Fitch Ratings also recently released a report entitled, "Assessing Future Money Market Fund Regulatory Scenarios." Their update explains, "Market stress in March 2020 put pressure on some money market funds' (MMFs) liquidity positions and net asset values (NAVs), and in turn MMFs' behaviour had a material impact on short-term markets. Fitch Ratings believes the MMF sector, and hence MMF ratings, could have been more adversely affected if not for the policy measures in March 2020."

They explain, "The Financial Stability Board (FSB) has also recently highlighted the significant effect of central bank facilities in mitigating stress on MMFs, underlining the coming regulatory focus on MMFs. The previous episode of severe stress affecting MMFs in 2008 led to significant regulatory changes. The Securities and Exchanges Commission, Federal Reserve, ECB and other regulators and policy makers have called for a review of MMF regulation. The FSB stated on 17 November 2020 that it will: 'make policy proposals, in light of the March experience, to enhance MMF resilience including with respect to the underlying short-term funding markets.' It expects to make these proposals by the end of 2021. Specifically, it identifies 'liquidity risks, core functions and aspects of the structure or regulations in nongovernment MMFs which experienced large outflows and contributed to the stress in short-term funding markets' as areas for investigation."

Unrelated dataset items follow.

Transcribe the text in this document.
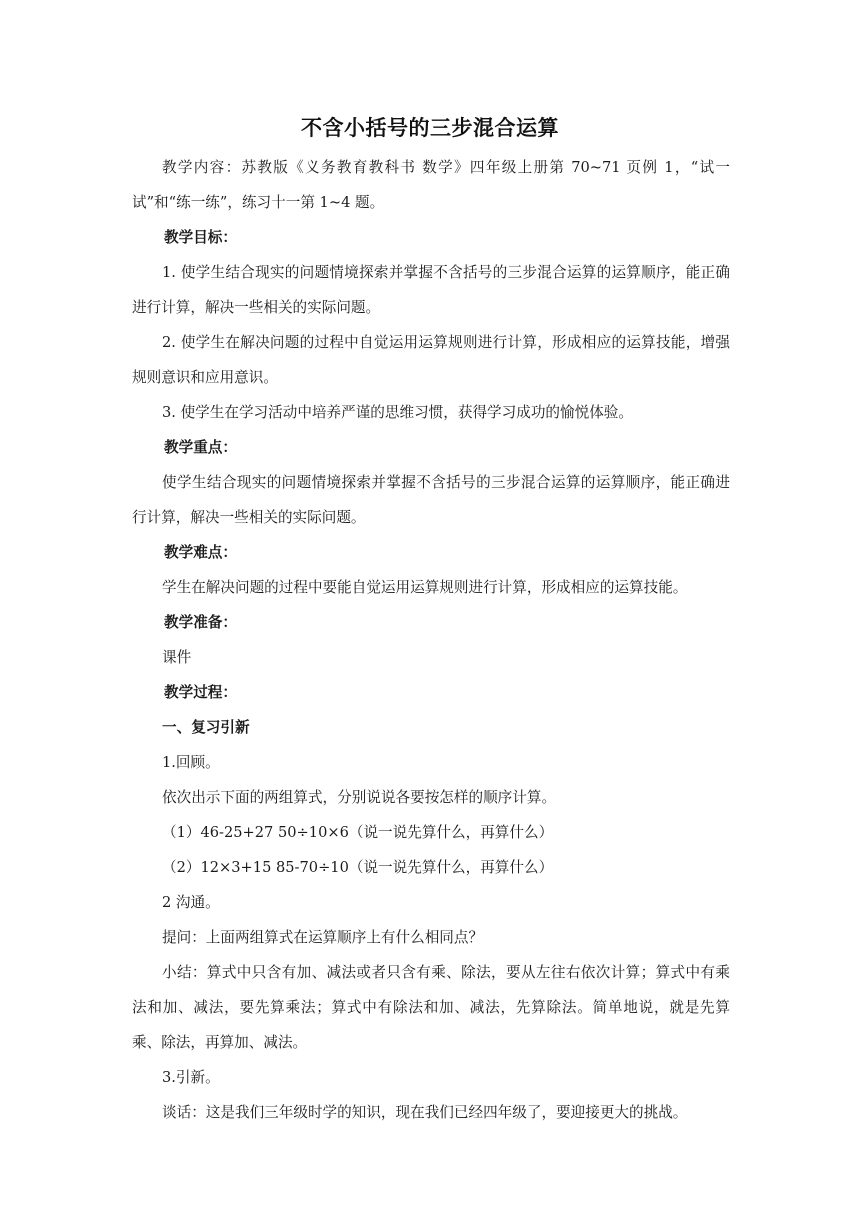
不含小括号的三步混合运算

教学内容：苏教版《义务教育教科书 数学》四年级上册第 70~71 页例 1，“试一试”和“练一练”，练习十一第 1~4 题。

教学目标：

1. 使学生结合现实的问题情境探索并掌握不含括号的三步混合运算的运算顺序，能正确进行计算，解决一些相关的实际问题。

2. 使学生在解决问题的过程中自觉运用运算规则进行计算，形成相应的运算技能，增强规则意识和应用意识。

3. 使学生在学习活动中培养严谨的思维习惯，获得学习成功的愉悦体验。

教学重点：

使学生结合现实的问题情境探索并掌握不含括号的三步混合运算的运算顺序，能正确进行计算，解决一些相关的实际问题。

教学难点：

学生在解决问题的过程中要能自觉运用运算规则进行计算，形成相应的运算技能。

教学准备：

课件

教学过程：

一、复习引新

1.回顾。

依次出示下面的两组算式，分别说说各要按怎样的顺序计算。

（1）46-25+27 50÷10×6（说一说先算什么，再算什么）

（2）12×3+15 85-70÷10（说一说先算什么，再算什么）

2 沟通。

提问：上面两组算式在运算顺序上有什么相同点？

小结：算式中只含有加、减法或者只含有乘、除法，要从左往右依次计算；算式中有乘法和加、减法，要先算乘法；算式中有除法和加、减法，先算除法。简单地说，就是先算乘、除法，再算加、减法。

3.引新。

谈话：这是我们三年级时学的知识，现在我们已经四年级了，要迎接更大的挑战。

Fitch writes, "This report reviews some of the potential regulatory changes that have been discussed by market participants following the most recent stress and their potential impacts on ratings. Fitch cannot predict the probability of regulatory change, nor which particular proposal (if any) is likely to be adopted. Rather, Fitch is simply examining the potential implications for its MMF ratings of some of the potential changes."

The report adds, "Market participants and regulators have pointed to the role that securities dealers play in the intermediation of short-term markets, and that dealers' stepping back from intermediating these markets impacted liquidity during the recent stress. Accordingly, any market structure changes enacted that improved the incentives for dealers to continue intermediating in short-term markets during stress periods could be beneficial for secondary market liquidity and hence for MMFs' ability to sell securities, if needed, to meet redemption requests. These developments, if realised, would be relevant in Fitch's rating analysis because it rates MMFs both to their ability to preserve principal and provide timely liquidity."